When I speak to careers advisers, students and their parents, they have no idea about the opportunities available in financial planning. I believe the profession needs to produce collateral that is relevant to students and that careers advisers can use to market the opportunities available.

 

Scott Brouwer CFP®

Principal, Prosperum Wealth

Licensee: Banyan Securities

As a parent of two children who attend university, I am surprised by the lack of awareness of financial planning as a career amongst their cohort.

One day financial planning will be a professional career in great demand, but today, we need to take our message of the great work financial planners do and the importance of advice and the beneficial impact it has upon people’s lives, to the students.

At many professional events, there is a growing number of Gen Y’s who are fresh and enthusiastic about the future of their chosen career. These may well be the young professionals who are able to best communicate with students. Whether it’s via Facebook posts, tweets, podcast or even ‘old school’ face-to-face communication, we need to actively spread the word of financial planning. After all, there’s no point keeping it as the best kept secret in the world.

As an aside, being a Gen X, I feel it’s okay to delegate the task of engaging with students to the Gen Y’s!

In addition, many people are unaware that FPA student membership is free. If every financial planner who knows a student, who might be interested in pursuing a career in financial planning, send them the following link: fpa.com.au/membership/become-a-member/student/

Who knows, we might just find the next crop of up-and-coming CFP professionals ready to help more Australians achieve their financial goals.

 

Daryl La’Brooy CFP®

Financial Adviser, Hillross Financial Services

Licensee: Hillross Financial Services

There has to be an outreach program of information and education designed for students in schools and universities around the country.

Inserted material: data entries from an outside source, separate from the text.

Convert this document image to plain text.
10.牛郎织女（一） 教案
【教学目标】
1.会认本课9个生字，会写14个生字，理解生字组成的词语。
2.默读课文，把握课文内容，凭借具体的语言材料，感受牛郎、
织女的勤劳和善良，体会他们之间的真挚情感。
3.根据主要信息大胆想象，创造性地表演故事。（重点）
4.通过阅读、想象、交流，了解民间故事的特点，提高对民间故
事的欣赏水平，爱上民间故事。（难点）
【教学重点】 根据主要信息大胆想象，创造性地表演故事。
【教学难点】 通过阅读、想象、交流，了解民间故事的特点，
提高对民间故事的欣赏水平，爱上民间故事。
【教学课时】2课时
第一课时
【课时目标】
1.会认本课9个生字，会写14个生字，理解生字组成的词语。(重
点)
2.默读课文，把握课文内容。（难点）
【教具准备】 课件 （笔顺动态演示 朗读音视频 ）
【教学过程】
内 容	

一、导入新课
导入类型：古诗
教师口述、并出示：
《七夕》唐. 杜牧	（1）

As it’s going to be difficult for the FPA to undertake this program on its own, it has to develop a program, which members of the FPA can take to their local high school. Once the principal of the school is engaged, then presentations can be held in the classroom by the adviser who has volunteered to present to the students.

State education departments may have to be engaged to obtain permission to speak to school principals or for the adviser presentations to form part of the annual curriculum.

At tertiary level, the FPA may need to work with relevant faculties to include financial planning as part of business and commence courses. This is happening to some extent now.

As only about 10 per cent of Australians use a financial planner, not many people know the profession well. As the barriers to entry are set to increase from 1 January 2019, it’s time to ensure some of the best and brightest students get an opportunity to consider financial planning as a serious career option.

Some career paths are fairly limiting, financial planning on the other hand is extremely broad and varied. Informing students of the variety of areas encompassing financial planning, will be a key to attracting them.

Also, providing students with examples of how we help people through client stories, will demonstrate what a fulfilling profession financial planning really is.